Religious Bookstore will close in January
By Rozella Hardin

   It's the battle of David vs. Goliath as more and more small mom and pop businesses are being swallowed by giant chain stores. Such is the case of the Religious Bookstore, which will close in January 2003.
   Since 1948 the Religious Bookstore has been a fixture on Elk Avenue and was initially started as a ministry of the late Minister and Mrs. Fred Smith, who wanted to put Christian materials into the hands of ministers, laypeople and teachers to enable them to do their work more effectively.
   However, for the past five or six years the business has struggled said Mary Smith, who with her minister-husband John Smith have operated the store. "We can no longer compete with the bigger stores and the Internet," she said this week. "We have been here for the people who needed us. However, I know that in this day and time, people are going to go where they can purchase things cheaper," she said.
   The store, located at the east end of the Elk Avenue Bridge, was once a beer store. The building, according to a history by Minister Fred Smith, was built by a Mr. Boling, who spent many months and years lifting river rock from the river to build the building. The store had two rooms downstairs and the upstairs was used for living space by Boling and his family. The western part of the bookstore was a barbershop. The minister recalled in his book that he rented the front room of the building for $35 a month. The minister also bought the 20-foot bar, and turned it into a counter.
   "It may be the same bar, except it's been refurbished," John Smith said this week.

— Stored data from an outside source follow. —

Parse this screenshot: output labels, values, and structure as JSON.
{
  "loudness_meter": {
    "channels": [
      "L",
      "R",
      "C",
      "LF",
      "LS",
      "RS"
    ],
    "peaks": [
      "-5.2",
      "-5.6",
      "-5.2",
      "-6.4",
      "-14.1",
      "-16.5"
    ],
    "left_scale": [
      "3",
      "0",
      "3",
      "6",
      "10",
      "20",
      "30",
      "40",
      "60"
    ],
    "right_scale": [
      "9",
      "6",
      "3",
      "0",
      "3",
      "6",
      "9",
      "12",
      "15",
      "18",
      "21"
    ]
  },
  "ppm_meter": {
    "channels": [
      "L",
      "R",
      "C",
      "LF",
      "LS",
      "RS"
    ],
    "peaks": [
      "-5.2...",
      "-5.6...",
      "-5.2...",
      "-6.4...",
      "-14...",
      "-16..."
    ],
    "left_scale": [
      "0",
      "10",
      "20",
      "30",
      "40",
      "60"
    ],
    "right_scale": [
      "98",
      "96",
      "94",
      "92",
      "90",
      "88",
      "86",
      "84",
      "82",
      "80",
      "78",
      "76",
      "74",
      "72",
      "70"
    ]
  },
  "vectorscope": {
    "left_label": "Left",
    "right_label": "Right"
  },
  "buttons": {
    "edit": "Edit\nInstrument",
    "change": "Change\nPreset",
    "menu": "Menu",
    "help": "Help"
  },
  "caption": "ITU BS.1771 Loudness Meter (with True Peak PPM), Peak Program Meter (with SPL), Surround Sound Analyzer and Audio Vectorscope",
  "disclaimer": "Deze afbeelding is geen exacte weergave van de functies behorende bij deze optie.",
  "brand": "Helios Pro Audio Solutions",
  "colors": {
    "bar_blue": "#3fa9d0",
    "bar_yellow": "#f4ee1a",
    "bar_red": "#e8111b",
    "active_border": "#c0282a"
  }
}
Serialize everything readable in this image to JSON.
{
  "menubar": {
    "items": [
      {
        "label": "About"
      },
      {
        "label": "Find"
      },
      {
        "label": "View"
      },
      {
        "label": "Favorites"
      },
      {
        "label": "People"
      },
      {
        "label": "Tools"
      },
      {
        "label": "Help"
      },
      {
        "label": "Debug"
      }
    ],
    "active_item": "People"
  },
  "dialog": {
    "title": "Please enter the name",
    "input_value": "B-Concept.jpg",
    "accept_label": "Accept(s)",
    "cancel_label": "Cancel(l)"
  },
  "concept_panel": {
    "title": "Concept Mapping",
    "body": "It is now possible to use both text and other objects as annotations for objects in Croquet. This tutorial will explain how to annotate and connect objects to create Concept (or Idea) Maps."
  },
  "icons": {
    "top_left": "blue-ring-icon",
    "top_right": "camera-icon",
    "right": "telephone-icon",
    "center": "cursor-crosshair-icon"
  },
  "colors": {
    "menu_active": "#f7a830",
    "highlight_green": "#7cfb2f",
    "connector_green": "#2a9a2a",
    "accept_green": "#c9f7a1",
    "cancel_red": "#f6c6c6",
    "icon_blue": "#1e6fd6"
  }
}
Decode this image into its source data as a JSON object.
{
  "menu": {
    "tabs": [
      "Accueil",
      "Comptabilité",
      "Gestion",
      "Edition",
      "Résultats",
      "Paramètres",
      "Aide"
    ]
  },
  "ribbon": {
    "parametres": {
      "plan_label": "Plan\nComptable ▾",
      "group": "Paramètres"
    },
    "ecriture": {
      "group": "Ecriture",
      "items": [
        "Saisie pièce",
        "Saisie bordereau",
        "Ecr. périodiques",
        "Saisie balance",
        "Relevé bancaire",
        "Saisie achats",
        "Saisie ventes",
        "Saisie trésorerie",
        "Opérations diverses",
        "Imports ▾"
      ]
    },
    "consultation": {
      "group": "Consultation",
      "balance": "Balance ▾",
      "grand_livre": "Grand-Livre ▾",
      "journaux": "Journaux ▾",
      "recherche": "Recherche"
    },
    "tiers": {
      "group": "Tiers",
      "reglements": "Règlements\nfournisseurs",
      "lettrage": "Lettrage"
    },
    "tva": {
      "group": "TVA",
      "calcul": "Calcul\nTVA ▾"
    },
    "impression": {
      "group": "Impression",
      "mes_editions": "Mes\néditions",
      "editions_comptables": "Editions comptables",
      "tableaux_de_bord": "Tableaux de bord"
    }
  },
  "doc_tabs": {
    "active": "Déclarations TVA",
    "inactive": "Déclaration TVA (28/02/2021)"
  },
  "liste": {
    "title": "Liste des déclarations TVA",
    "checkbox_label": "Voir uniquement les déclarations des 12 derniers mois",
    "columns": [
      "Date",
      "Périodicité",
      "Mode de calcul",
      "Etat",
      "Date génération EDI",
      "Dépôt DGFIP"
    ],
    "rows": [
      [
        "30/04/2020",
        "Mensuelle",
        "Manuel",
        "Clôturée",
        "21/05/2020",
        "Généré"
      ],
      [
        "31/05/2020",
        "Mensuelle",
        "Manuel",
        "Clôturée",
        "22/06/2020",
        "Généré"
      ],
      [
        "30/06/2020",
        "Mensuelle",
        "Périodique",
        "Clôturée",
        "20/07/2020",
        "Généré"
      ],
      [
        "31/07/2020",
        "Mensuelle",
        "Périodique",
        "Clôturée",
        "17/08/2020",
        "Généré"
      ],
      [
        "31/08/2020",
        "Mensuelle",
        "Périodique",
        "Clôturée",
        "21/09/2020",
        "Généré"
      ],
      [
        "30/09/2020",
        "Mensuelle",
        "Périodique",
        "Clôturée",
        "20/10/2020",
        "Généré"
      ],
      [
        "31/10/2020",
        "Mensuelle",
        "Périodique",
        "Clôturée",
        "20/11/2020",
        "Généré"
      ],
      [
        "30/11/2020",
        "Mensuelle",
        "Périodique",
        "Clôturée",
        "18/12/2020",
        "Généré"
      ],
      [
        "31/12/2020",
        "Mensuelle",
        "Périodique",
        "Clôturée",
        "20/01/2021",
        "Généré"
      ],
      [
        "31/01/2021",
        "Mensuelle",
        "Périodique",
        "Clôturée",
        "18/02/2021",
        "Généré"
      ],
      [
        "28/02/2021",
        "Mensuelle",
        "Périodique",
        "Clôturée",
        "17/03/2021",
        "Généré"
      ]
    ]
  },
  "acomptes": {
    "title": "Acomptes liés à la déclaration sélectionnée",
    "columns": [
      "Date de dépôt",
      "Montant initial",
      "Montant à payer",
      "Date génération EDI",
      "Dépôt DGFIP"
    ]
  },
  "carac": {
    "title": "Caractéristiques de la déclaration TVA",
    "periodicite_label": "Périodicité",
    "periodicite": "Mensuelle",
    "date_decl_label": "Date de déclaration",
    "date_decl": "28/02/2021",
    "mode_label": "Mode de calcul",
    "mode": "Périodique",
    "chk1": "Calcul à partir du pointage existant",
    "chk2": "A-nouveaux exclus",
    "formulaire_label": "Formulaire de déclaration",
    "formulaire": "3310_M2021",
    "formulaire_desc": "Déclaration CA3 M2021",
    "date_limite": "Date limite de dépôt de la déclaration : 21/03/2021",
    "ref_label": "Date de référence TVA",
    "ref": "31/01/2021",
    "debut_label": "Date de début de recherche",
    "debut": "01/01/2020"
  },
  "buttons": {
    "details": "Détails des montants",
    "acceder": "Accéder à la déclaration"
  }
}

The front of the room had shelves attached to the wall. And, there was a couch and a wooden cash register, which completed the store's furnishings. As Minister Smith often said, "the store went from selling beer to selling Bibles."
   The Smiths avoided all temptations to move to a newer building in a better part of town. "All we wanted was a small, healthy business that would not demand a lot of time and oversight of a lot of employees," the minister wrote. And, that it remained.
   The store building became both a place of business and the Smiths' home as they were able to buy the building. The whole bookstore project proved to be a feat of skill and ingenuity. The Smiths lived for a number of years in the upstairs apartment over the store.
   The minister wrote in his book, "We didn't know beans about wholesale book companies, nor did we know how to go about contacting them for results. All we were familiar with was the Standard Publishing Co." However, he later wrote that "Thelma (his wife) became 'Queen of the Watts Line' as publishers called her every week and she was on first name speaking acquaintances with most of them."
   For sometime after the store's opening, the bookstore struggled, with Minister and Mrs. Smith paying most of its expenses out of their pocket. "In the beginning everything was OUTGO," the minister wrote.
   Mary Smith, who has overseen the operation of the store since before her mother-in-law, Thelma Smith, died in 1997, initially began working at the store on Saturday. However, since about 1975 she has worked in the store full time. "We have continued to be a ministry as well as a bookstore," Mary said.
   The store saw its heyday in the late 1960s and 1970s. "We stayed very busy most of the time, especially during Vacation Bible School time in the summer and at Christmas," Mary said.
   In more recent years, the store's best sellers have been Bibles and boxed cards.
   "Many of the churches we served began buying direct, and some of the smaller churches began doing their own VBS studies since the material became so expensive. Some of our customers began buying over the Internet. And, that's a savings since they don't have to pay taxes. There was a blow awaiting us at every turn," she exclaimed.
   Closing the store was a difficult decision for the Smiths. "It's been a very rewarding business, and I've enjoyed meeting and serving the many people who have come into our store. Being a small business, we got to know our customers on a first-name basis," she said.
   "We have also had our fun times as well," she said, noting some of the lighter moments. "We had a customer to come in and ask for the HIV version of the Bible rather than the NIV. We've had people to come in and ask for the King James "Virgin" of the Bible rather than version. One time we had a customer to come in and announce to us he was Jesus Christ," Mary shared with a laugh.
   "Discouraged preachers would often come in and lean over the counter to talk with my mother. She would counsel them and often send them on their way with a good book," John shared.
   "The store has been a good ministry to the community over the years. And, that's what the preacher and Mrs. Smith wanted it to be," said Mary.
   "Everyone thinks big, but big isn't always better. And everytime we spend a dollar out-of-town, we are taking a small piece of our town with it," she said.
   "People have continued to come in and buy little things, but little things won't keep your business going," John said.
   "Change is something we can't stop, and we feel very blessed to have served the community as long as we have," he shared.
   The Religious Bookstore will begin closing out in January. "We plan on keeping the building at least for a while and renting it out," the Smiths said.
   "It's going to be a change for us," John said.